什么天劫、什么业债、什么焦得很均匀........狐妖脑子里的宏图霸业碎了一地,现在满脑子都是一道雷劈下来,自己毛都不剩的画面。
“行了,别想了。”沈星冉看它那副蔫巴样,语气缓了两分,“跟你个正事。”
狐妖竖起耳朵。
“嗯。”沈星冉指了指西北角这一大片废墟,“安全区要扩建,西北角迟早也要收回来。你在这里待过,对附近地形熟,也能闻出那些乱七八糟的东西。”
狐妖眯起眼:“所以?”
“镇守一方。”
狐妖愣了愣,这四个字听着比称霸世界差点,但也挺有排面。
它缓缓挺起胸膛,尾巴也重新舒展开“我懂了。”
沈星冉点头:“懂了就好。”
狐妖认真道:“看大门的。”
沈星冉:“……”
琳琅铛在识海里笑得直抖“主人,它总结得很精准。”
沈星冉被噎了一下“你可以理解为……”
“镇守一方和看大门有什么区别?”狐妖歪着头,“不还是蹲在这里,看见有人来就汪汪叫?”
“你是狐狸,不是狗。”
“那就嗷嗷叫。”
沈星冉深吸一口气,换了个话题,“你叫什么名字?”
狐妖愣了一下“名字?”它歪头想了想,“开智之后我自己取过一个。”
“什么?”
狐妖清了清嗓子,胸膛又挺了起来,中气十足地吐出两个字“傲天。”
沈星冉的表情凝固了。
识海里,琳琅铛就是一阵歇斯底里的铃铛碰撞声:“哈哈哈哈哈哈哈!傲天!主人它叫傲天!我的天!”
沈星冉深呼吸了然后蹲下身,和这只肩膀跟她齐平的大狐狸平视“你是母的吧。”
狐妖炸了毛:“你怎么知道?”
“我看的。”
狐妖警惕地往后退了半步,尾巴把自己挡了挡。
沈星冉没理它的动作,直奔主题:“母的不能叫傲天。”
“凭什么!”狐妖的耳朵竖得笔直,“母的不能叫傲天吗?我开智以来吃了三只B级变异兽!我镇守西北角三公里生灵不敢踏足!我........”
“你叫大花。”
狐妖的声音戛然而止“大……花?”
沈星冉站起来,拍了拍手上的灰:“你毛是灰白的,尾巴尖是黑的,额头上还有一道红印子。灰白黑红四个颜色,又花又大。大花,挺合适。”
狐妖的嘴巴张开又合上,合上又张开。
它的表情经历了震惊、愤怒、委屈、不甘,最后定格在一种近似绝望的茫然上。
“我是一只即将突破A级的妖修……你管我叫大花?”
“嫌难听?”沈星冉回头看了它一眼,“那叫翠花也行。”
“大花挺好!”狐妖立刻改口。
琳琅铛在识海里笑得直打嗝。
“好了,大花。”沈星冉转身往桥洞外走,“记住,守好这里。有情况用精神波传给我,方圆三十公里内我收得到。”
“还有......”沈星冉脚步没停,“别吃人。”
大花撇了撇嘴:“我又不馋那玩意儿。”
沈星冉走出桥洞,身后传来狐妖声嘀咕的声音:“大花……大花……越叫越像村口那条看粮仓的老狗……”
——————
傍晚,别墅客厅。
沈星冉靠在沙发上,手里端着顾衍舟泡的红枣茶。
两个孩子已经睡了。顾念安今天在子弟学校画了一幅画,画的是妈妈拿着剑打怪兽,怪兽画得比妈妈大三倍,妈妈只有一个火柴人大。沈星冉看了半天,夸了一句“画得挺写实”。

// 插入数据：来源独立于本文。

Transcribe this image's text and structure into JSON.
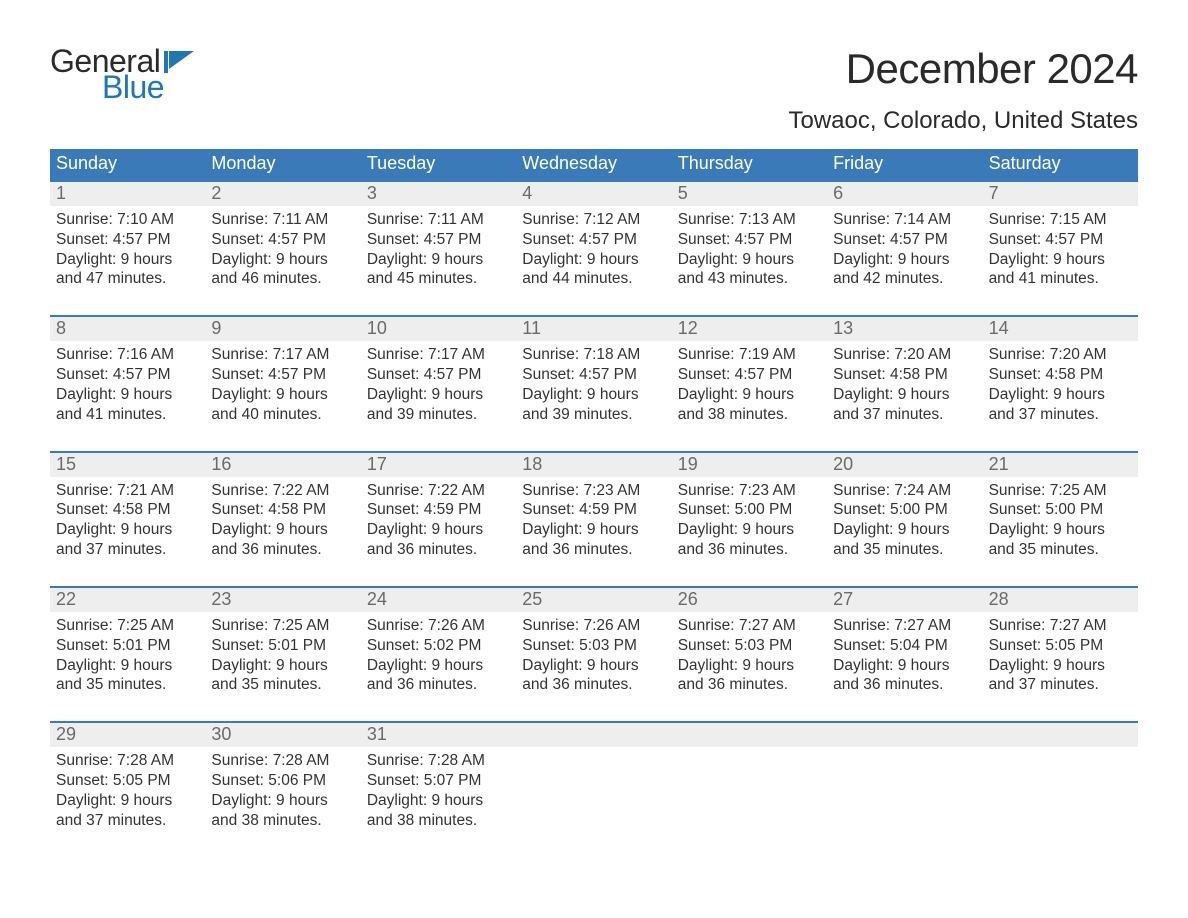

顾衍舟坐在对面的椅子上,手里拿着一块抹布在擦桌子。这是他的习惯,手不闲着,人才踏实。
沈星冉把今天的事讲了。
不是全部,方朔下毒的事没提,狐妖的细节也省了。她只了一件事:有人在背后搞动作,想害她。
顾衍舟擦桌子的手停了“谁?”
“还在查。”沈星冉喝了一口茶,“线索断了一条,中间人失踪了。”
顾衍舟他放下抹布“你是不是打算自己一个人查到底?”
沈星冉没话。
“星冉。”顾衍舟抬起头看着她,“你现在是S级。”
“我知道。”
“那你知不知道,这个安全区八十万人,能不能活着看见明天早上的太阳,全指着你和防卫署的人。”顾衍舟的声音不大,但每个字咬得很实,“有人想害你,就是想害这八十万人。”
沈星冉看着他。
顾衍舟继续:“你自己去查,查一条线断一条线。对方藏得深你越查他越紧张,万一他铤而走险,在你出任务的时候再搞一次意外,你扛得住,队友呢?”
顾衍舟站起来,走到沈星冉对面,蹲下身,抬头看着她。
“你别一个人扛,直接去找魏总长,把事情摆在桌面上,你是安全区唯一的战斗系S级,你有人要害你,上面那些人就算再蠢,也知道该怎么选。”
“你的意思是:让他们自己查自己。”
“对。”顾衍舟点头,“你把证据往桌上一拍,告诉他们:有人在害你们的S级。剩下的,让他们自己去翻个底朝天。”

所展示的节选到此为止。